One July afternoon in 1955, my grandmother and a friend sat rocking on the porch, talking about their grandkids. Grandma seemed worried. The United States Air Force had sent me to Alaska, and she hadn’t heard from me.
Her friend, a Red Cross volunteer, offered to help. She contacted a New Jersey congressman who then called the Pentagon. I was called in by my base commander at our remote radar site in Alaska and stood smartly at attention while the major scolded me for not keeping the home folks apprised of my well-being. Then he ordered me to my quarters to do so immediately.
I still smile recalling this, knowing that my grandmother, in her heart, wasn’t really worried about me. Because of what she’d learned about God through her study of Christian Science, she knew that I was always safe and well in God’s eternal care. The thousands of miles between her sunny porch and my grim outpost in Alaska could never separate me from that care.
Faith in my divine birthright as God’s child – a birthright I acknowledge for everyone – was tested often in my four years as a military journalist. But a little book my grandmother had given me, “Science and Health with Key to the Scriptures,” by Mary Baker Eddy, helped me through tough times. The Bible says, “Every valley shall be exalted, and every mountain and hill shall be made low: and the crooked shall be made straight, and the rough places plain” (Isa. 40:4). There were times when I felt that the crooked was indeed made straight and the rough places, plain.
A big test was my 17-month tour at Naknek Air Base, a bleak, male-only radar site deep in the Alaskan wilderness with about 80 men protecting “the Lower 48” against possible nuclear attack. Loneliness and anger pervaded the snowy compound.

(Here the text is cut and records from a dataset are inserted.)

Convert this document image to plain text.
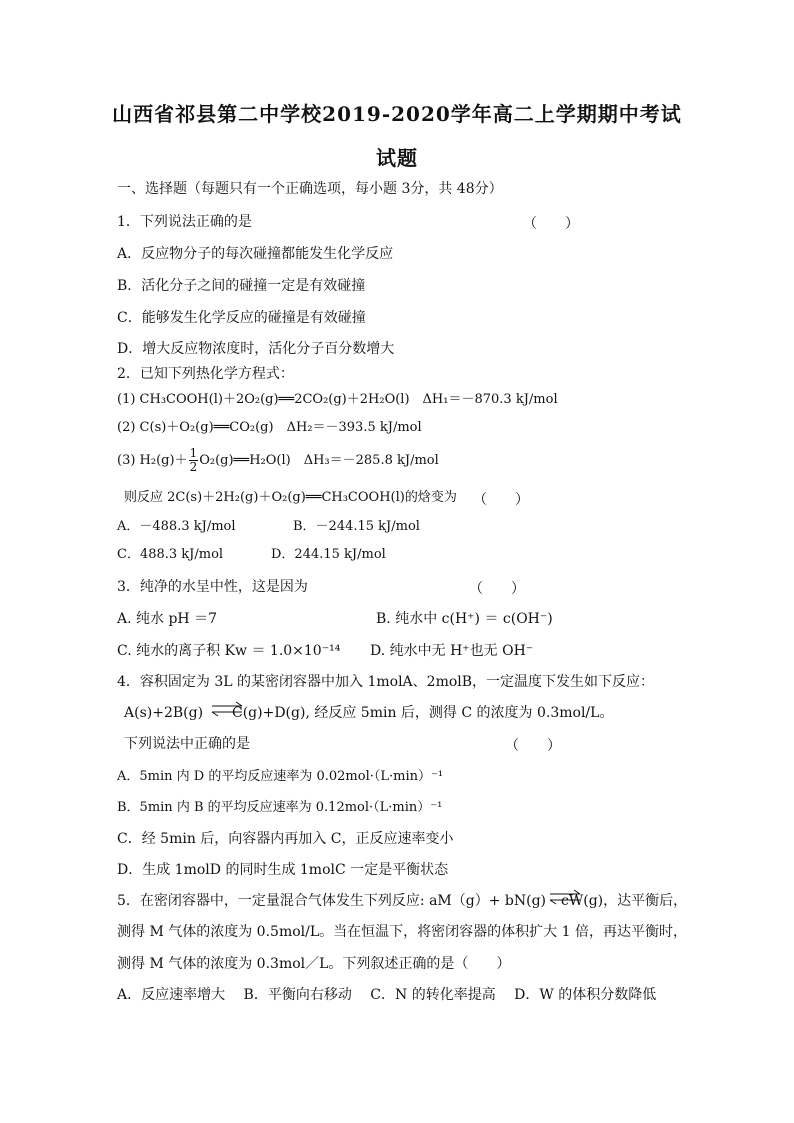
山西省祁县第二中学校2019-2020学年高二上学期期中考试
试题
一、选择题（每题只有一个正确选项，每小题 3分，共 48分）
1．下列说法正确的是	（　　）
A．反应物分子的每次碰撞都能发生化学反应
B．活化分子之间的碰撞一定是有效碰撞
C．能够发生化学反应的碰撞是有效碰撞
D．增大反应物浓度时，活化分子百分数增大
2．已知下列热化学方程式：
(1) CH₃COOH(l)＋2O₂(g)══2CO₂(g)＋2H₂O(l)　ΔH₁＝－870.3 kJ/mol
(2) C(s)＋O₂(g)══CO₂(g)　ΔH₂＝－393.5 kJ/mol
(3) $H_2(g)+ \frac{1}{2}$ O₂(g)══H₂O(l)　ΔH₃＝－285.8 kJ/mol
则反应 2C(s)＋2H₂(g)＋O₂(g)══CH₃COOH(l)的焓变为 （　　）
A．－488.3 kJ/mol	B．－244.15 kJ/mol
C．488.3 kJ/mol	D．244.15 kJ/mol
3．纯净的水呈中性，这是因为	（　　）
A. 纯水 pH ＝7	B. 纯水中 c(H⁺) ＝ c(OH⁻)
C. 纯水的离子积 Kw ＝ 1.0×10⁻¹⁴ D. 纯水中无 H⁺也无 OH⁻
4．容积固定为 3L 的某密闭容器中加入 1molA、2molB，一定温度下发生如下反应：
A(s)+2B(g) ⇌
C(g)+D(g), 经反应 5min 后，测得 C 的浓度为 0.3mol/L。
下列说法中正确的是	（　　）
A．5min 内 D 的平均反应速率为 0.02mol·（L·min）⁻¹
B．5min 内 B 的平均反应速率为 0.12mol·（L·min）⁻¹
C．经 5min 后，向容器内再加入 C，正反应速率变小
D．生成 1molD 的同时生成 1molC 一定是平衡状态
5．在密闭容器中，一定量混合气体发生下列反应: aM（g）+ bN(g) ⇌
cW(g)，达平衡后，
测得 M 气体的浓度为 0.5mol/L。当在恒温下，将密闭容器的体积扩大 1 倍，再达平衡时，
测得 M 气体的浓度为 0.3mol／L。下列叙述正确的是（　　）
A．反应速率增大　 B．平衡向右移动　 C．N 的转化率提高　 D．W 的体积分数降低
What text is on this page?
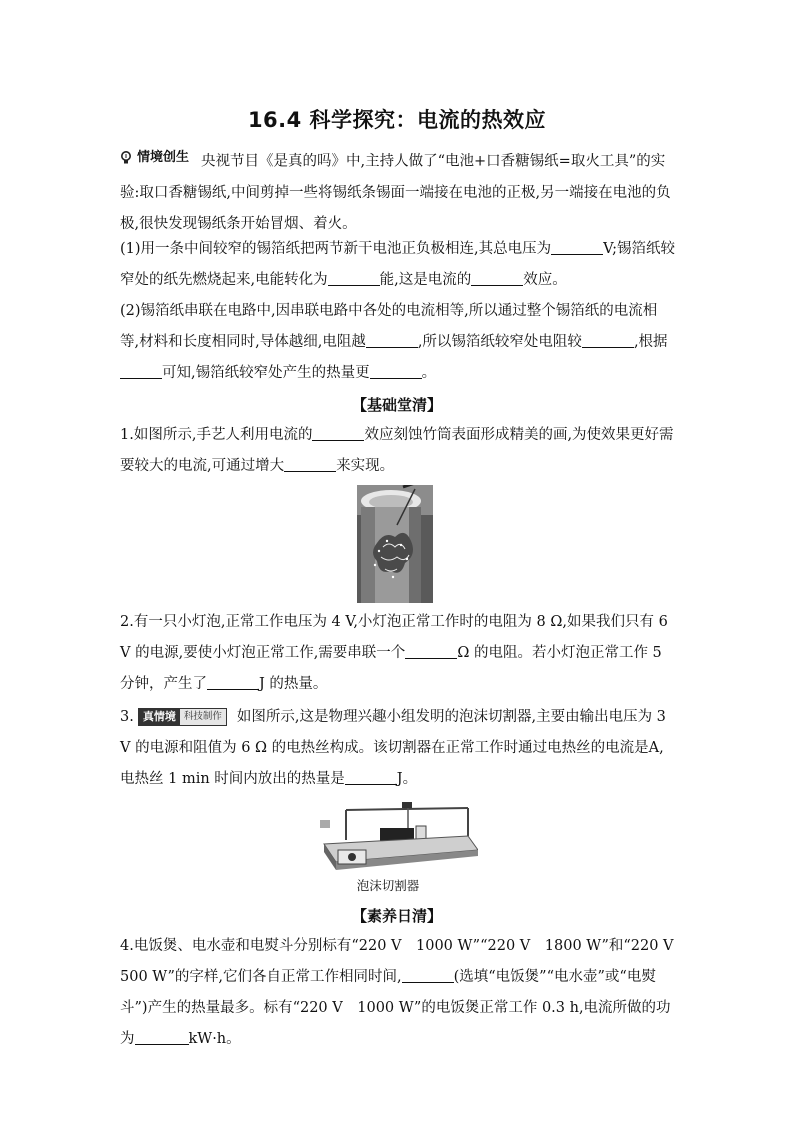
16.4 科学探究：电流的热效应
情境创生 央视节目《是真的吗》中,主持人做了“电池+口香糖锡纸=取火工具”的实验:取口香糖锡纸,中间剪掉一些将锡纸条锡面一端接在电池的正极,另一端接在电池的负极,很快发现锡纸条开始冒烟、着火。
(1)用一条中间较窄的锡箔纸把两节新干电池正负极相连,其总电压为	V;锡箔纸较窄处的纸先燃烧起来,电能转化为	能,这是电流的	效应。
(2)锡箔纸串联在电路中,因串联电路中各处的电流相等,所以通过整个锡箔纸的电流相等,材料和长度相同时,导体越细,电阻越	,所以锡箔纸较窄处电阻较	,根据可知,锡箔纸较窄处产生的热量更	。
【基础堂清】
1.如图所示,手艺人利用电流的	效应刻蚀竹筒表面形成精美的画,为使效果更好需要较大的电流,可通过增大	来实现。
2.有一只小灯泡,正常工作电压为 4 V,小灯泡正常工作时的电阻为 8 Ω,如果我们只有 6 V 的电源,要使小灯泡正常工作,需要串联一个	Ω 的电阻。若小灯泡正常工作 5 分钟，产生了	J 的热量。
3. 真情境 科技制作 如图所示,这是物理兴趣小组发明的泡沫切割器,主要由输出电压为 3 V 的电源和阻值为 6 Ω 的电热丝构成。该切割器在正常工作时通过电热丝的电流是A,电热丝 1 min 时间内放出的热量是	J。
泡沫切割器
【素养日清】
4.电饭煲、电水壶和电熨斗分别标有“220 V　1000 W”“220 V　1800 W”和“220 V　500 W”的字样,它们各自正常工作相同时间,	(选填“电饭煲”“电水壶”或“电熨斗”)产生的热量最多。标有“220 V　1000 W”的电饭煲正常工作 0.3 h,电流所做的功为	kW·h。
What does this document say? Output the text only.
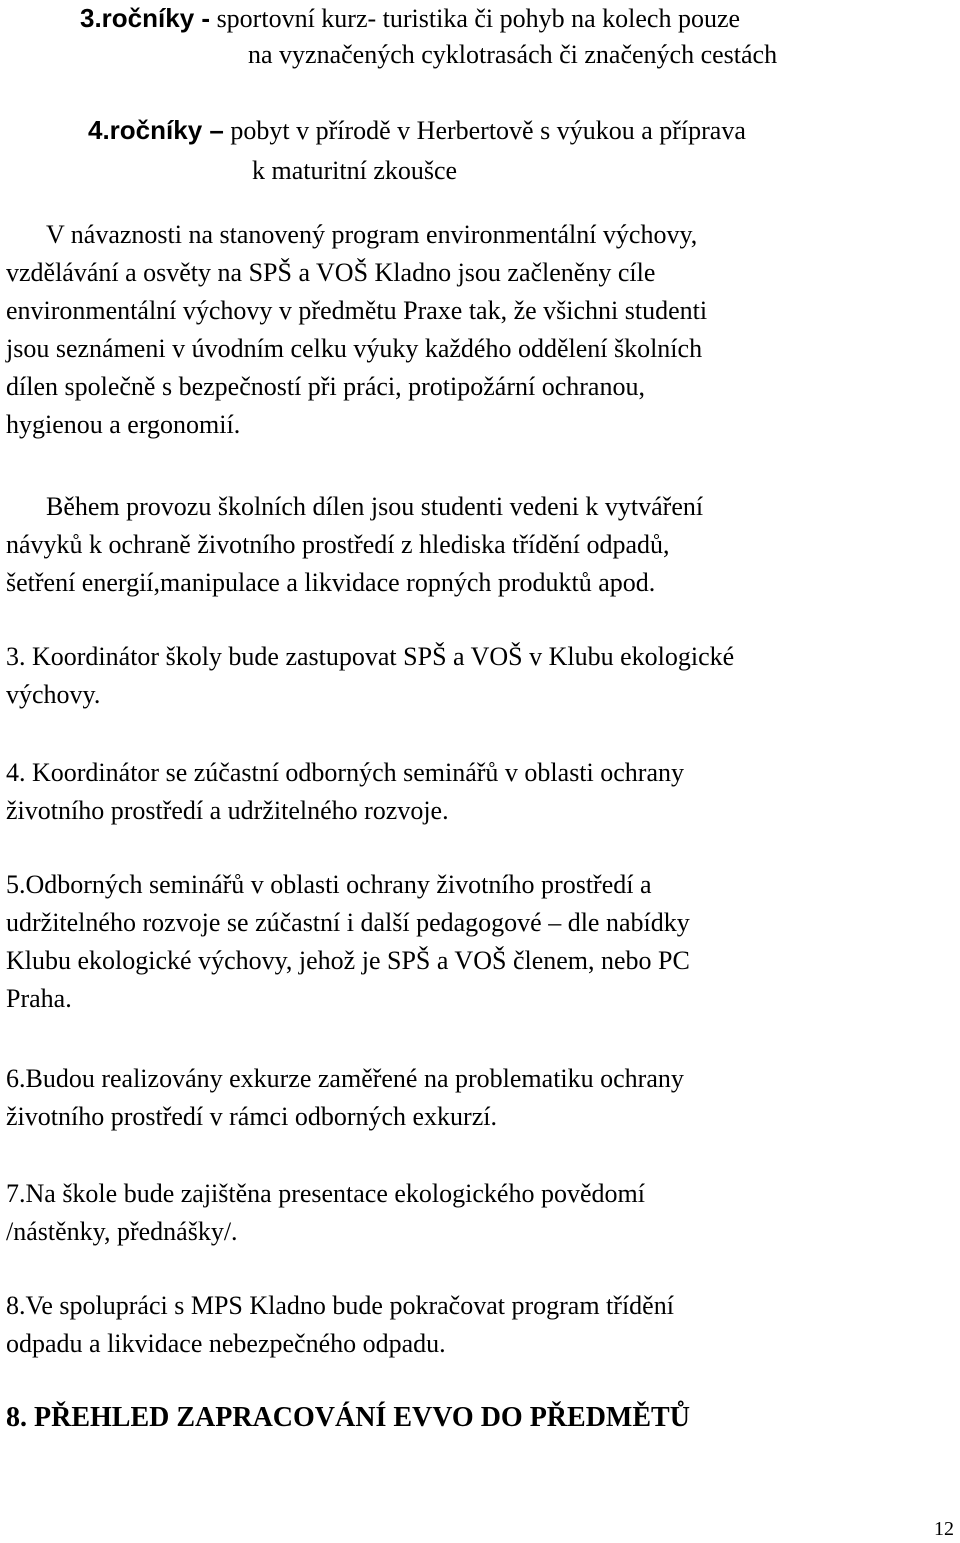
3.ročníky - sportovní kurz- turistika či pohyb na kolech pouze
na vyznačených cyklotrasách či značených cestách
4.ročníky – pobyt v přírodě v Herbertově s výukou a příprava
k maturitní zkoušce
V návaznosti na stanovený program environmentální výchovy,
vzdělávání a osvěty na SPŠ a VOŠ Kladno jsou začleněny cíle
environmentální výchovy v předmětu Praxe tak, že všichni studenti
jsou seznámeni v úvodním celku výuky každého oddělení školních
dílen společně s bezpečností při práci, protipožární ochranou,
hygienou a ergonomií.
Během provozu školních dílen jsou studenti vedeni k vytváření
návyků k ochraně životního prostředí z hlediska třídění odpadů,
šetření energií,manipulace a likvidace ropných produktů apod.
3. Koordinátor školy bude zastupovat SPŠ a VOŠ v Klubu ekologické
výchovy.
4. Koordinátor se zúčastní odborných seminářů v oblasti ochrany
životního prostředí a udržitelného rozvoje.
5.Odborných seminářů v oblasti ochrany životního prostředí a
udržitelného rozvoje se zúčastní i další pedagogové – dle nabídky
Klubu ekologické výchovy, jehož je SPŠ a VOŠ členem, nebo PC
Praha.
6.Budou realizovány exkurze zaměřené na problematiku ochrany
životního prostředí v rámci odborných exkurzí.
7.Na škole bude zajištěna presentace ekologického povědomí
/nástěnky, přednášky/.
8.Ve spolupráci s MPS Kladno bude pokračovat program třídění
odpadu a likvidace nebezpečného odpadu.
8. PŘEHLED ZAPRACOVÁNÍ EVVO DO PŘEDMĚTŮ
12
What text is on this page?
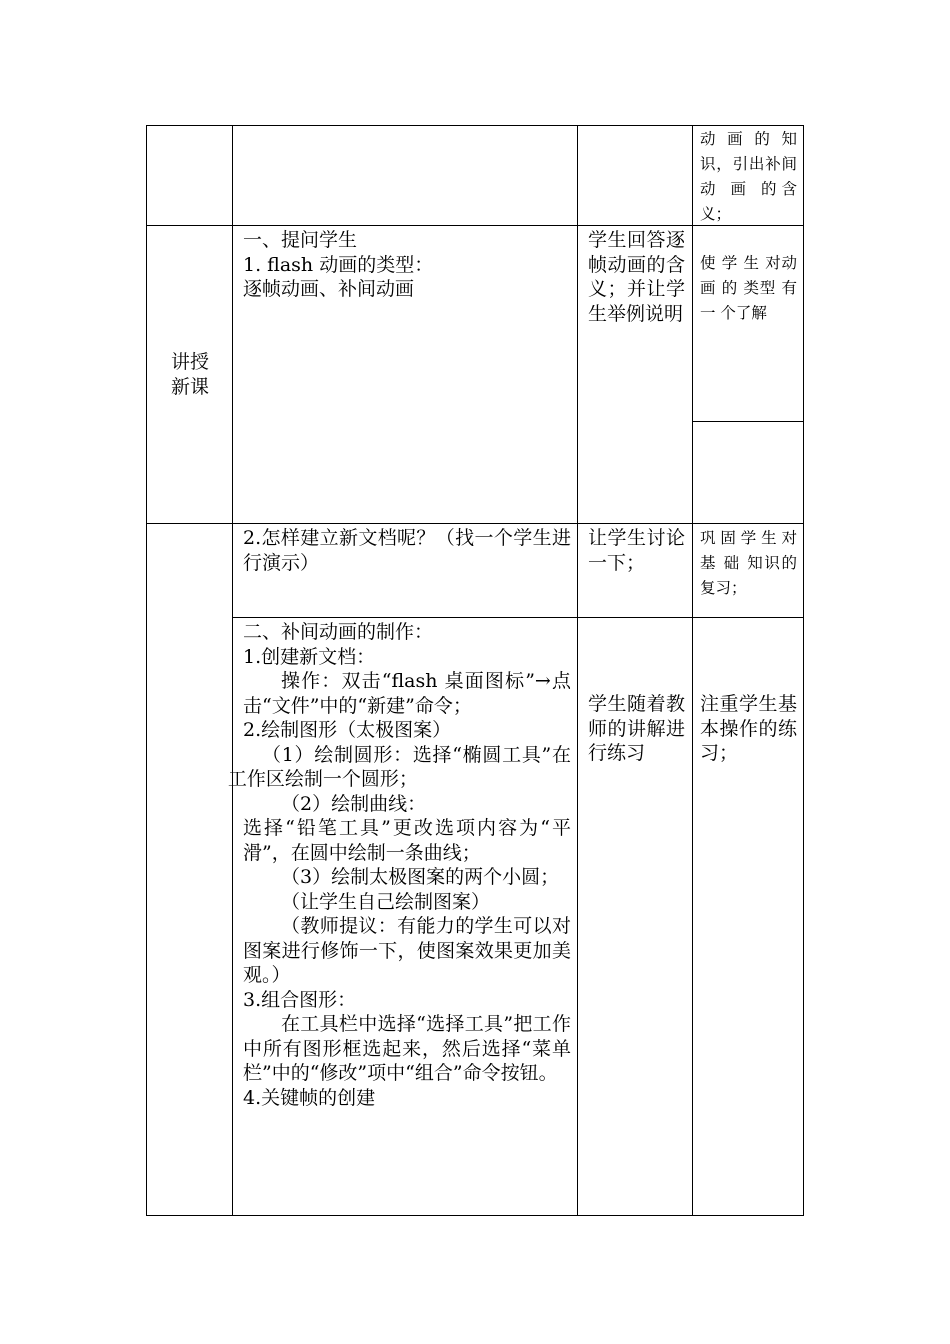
动 画 的 知识，引出补间 动 画 的含义；
讲授新课

一、提问学生

1. flash 动画的类型：

逐帧动画、补间动画

学生回答逐帧动画的含义；并让学生举例说明
使 学 生 对动 画 的 类型 有 一 个了解
2.怎样建立新文档呢？（找一个学生进行演示）
让学生讨论一下；
巩固学生对 基 础 知识的复习；

二、补间动画的制作：

1.创建新文档：

操作：双击“flash 桌面图标”→点击“文件”中的“新建”命令；

2.绘制图形（太极图案）

（1）绘制圆形：选择“椭圆工具”在工作区绘制一个圆形；

（2）绘制曲线：

选择“铅笔工具”更改选项内容为“平滑”，在圆中绘制一条曲线；

（3）绘制太极图案的两个小圆；

（让学生自己绘制图案）

（教师提议：有能力的学生可以对图案进行修饰一下，使图案效果更加美观。）

3.组合图形：

在工具栏中选择“选择工具”把工作中所有图形框选起来，然后选择“菜单栏”中的“修改”项中“组合”命令按钮。

4.关键帧的创建

学生随着教师的讲解进行练习
注重学生基本操作的练习；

Granted, our fellow troops fighting the Korean War half a world away faced more danger. Our less heralded job was to stand silent guard at the top of the world, watching the skies for rockets streaking across the Bering Straits. If an attack were launched, we would be the first to know. Men hunched over flickering radar screens served in dark secrecy, barred even from writing home about their mission.
The lessons learned through such hard times, though, can bless us. I’ve learned that, as the Bible says, God’s care is a “very present help in trouble” (Ps. 46:1). My deeply held belief in this biblical truth rescued me from despair – I knew I was truly never alone or isolated.
When your greatest enemy is the weather, and you live in a windowless complex connected by frosty hallways, those who cook meals, dispose of garbage, put fires out, or keep the plumbing from freezing – who see that you have a warm bed at night and a hot shower in the morning – these are your true heroes.
We were from all races and backgrounds, some had dropped out of high school and others held advanced degrees, all working together for the same cause, reflecting the richness and harmony of divine creation. The weekly newspaper I published there celebrated this. Hence there was no dearth of news, despite top-secret restrictions on what was printable. Men with good stories lined up at my door. “Pop,” for example, fought in four wars under Generals Pershing and MacArthur. And “Terrible Tommy” was a Russian language expert who monitored secret Soviet broadcasts.
This Veterans Day, I’m grateful for the selfless men and women serving in our armed forces, many of whom are unsung heroes. We can pray for their safety and strength amid the challenging situations they face and for their – and their families’ – peace of mind.